Personal information
- Full name: Walter Greenhill
- Born: 19 June 1849 St John's Wood, London, England
- Died: 26 June 1913 (aged 64) Warsash, Hampshire, England
- Batting: Right-handed

Domestic team information
- 1868: Sussex

Career statistics
| Competition | First-class |
| Matches | 2 |
| Runs scored | 24 |
| Batting average | 6.00 |
| 100s/50s | –/– |
| Top score | 15 |
| Balls bowled | 87 |
| Wickets | – |
| Bowling average | – |
| 5 wickets in innings | – |
| 10 wickets in match | – |
| Best bowling | – |
| Catches/stumpings | 2/– |
- Source: Cricinfo, 16 December 2011

= Walter Greenhill =

English cricketer

Walter Greenhill (19 June 1849 – 29 June 1913) was an English cricketer. Greenhill was a right-handed batsman. He was born at St John's Wood, London.

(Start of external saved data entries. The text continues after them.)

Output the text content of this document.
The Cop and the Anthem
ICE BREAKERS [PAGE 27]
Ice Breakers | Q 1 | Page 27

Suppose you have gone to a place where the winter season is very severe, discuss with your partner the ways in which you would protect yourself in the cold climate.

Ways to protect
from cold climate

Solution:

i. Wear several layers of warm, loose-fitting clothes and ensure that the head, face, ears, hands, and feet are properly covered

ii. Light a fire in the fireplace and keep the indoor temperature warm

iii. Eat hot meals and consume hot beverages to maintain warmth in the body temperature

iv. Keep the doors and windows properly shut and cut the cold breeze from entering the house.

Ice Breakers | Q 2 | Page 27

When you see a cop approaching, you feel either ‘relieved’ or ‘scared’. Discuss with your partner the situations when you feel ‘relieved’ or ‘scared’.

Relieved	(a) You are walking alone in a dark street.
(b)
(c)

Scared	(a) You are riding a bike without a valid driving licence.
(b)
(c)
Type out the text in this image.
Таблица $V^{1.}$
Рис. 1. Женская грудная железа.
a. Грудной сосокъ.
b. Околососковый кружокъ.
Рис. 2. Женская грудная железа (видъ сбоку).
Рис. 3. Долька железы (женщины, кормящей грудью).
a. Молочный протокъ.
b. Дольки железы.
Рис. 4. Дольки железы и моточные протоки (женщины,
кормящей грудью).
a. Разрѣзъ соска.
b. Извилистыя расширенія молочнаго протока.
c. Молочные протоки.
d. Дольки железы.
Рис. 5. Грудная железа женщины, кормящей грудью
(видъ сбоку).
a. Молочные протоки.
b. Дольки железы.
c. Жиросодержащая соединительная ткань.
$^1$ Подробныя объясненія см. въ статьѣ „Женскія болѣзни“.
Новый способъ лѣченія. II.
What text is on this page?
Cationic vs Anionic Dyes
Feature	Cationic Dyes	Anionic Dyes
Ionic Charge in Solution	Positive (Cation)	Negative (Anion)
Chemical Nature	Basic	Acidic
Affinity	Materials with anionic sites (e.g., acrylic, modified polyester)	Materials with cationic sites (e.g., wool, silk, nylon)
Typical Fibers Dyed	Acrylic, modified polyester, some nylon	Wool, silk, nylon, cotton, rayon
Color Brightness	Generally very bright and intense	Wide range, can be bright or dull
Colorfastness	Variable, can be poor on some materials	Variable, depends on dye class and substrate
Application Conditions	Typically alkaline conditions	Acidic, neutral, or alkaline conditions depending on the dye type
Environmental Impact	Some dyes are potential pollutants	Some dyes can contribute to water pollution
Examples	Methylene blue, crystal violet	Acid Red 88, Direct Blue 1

Greenhill made two first-class appearances for Sussex, both against Surrey in 1868. In the first match against Surrey at The Oval, Greenhill scored 15 runs before being dismissed by John Bristow, while in their second-innings he was dismissed by Tom Sewell for 3 runs. Surrey won the match by 7 wickets. In the second match at the Royal Brunswick Ground, Hove, he was dismissed for 2 runs in Sussex's first-innings by James Street, while in their second-innings he was dismissed for 4 runs by George Griffith. Surrey won the match by 9 wickets.

He died at Warsash, Hampshire on 29 June 1913.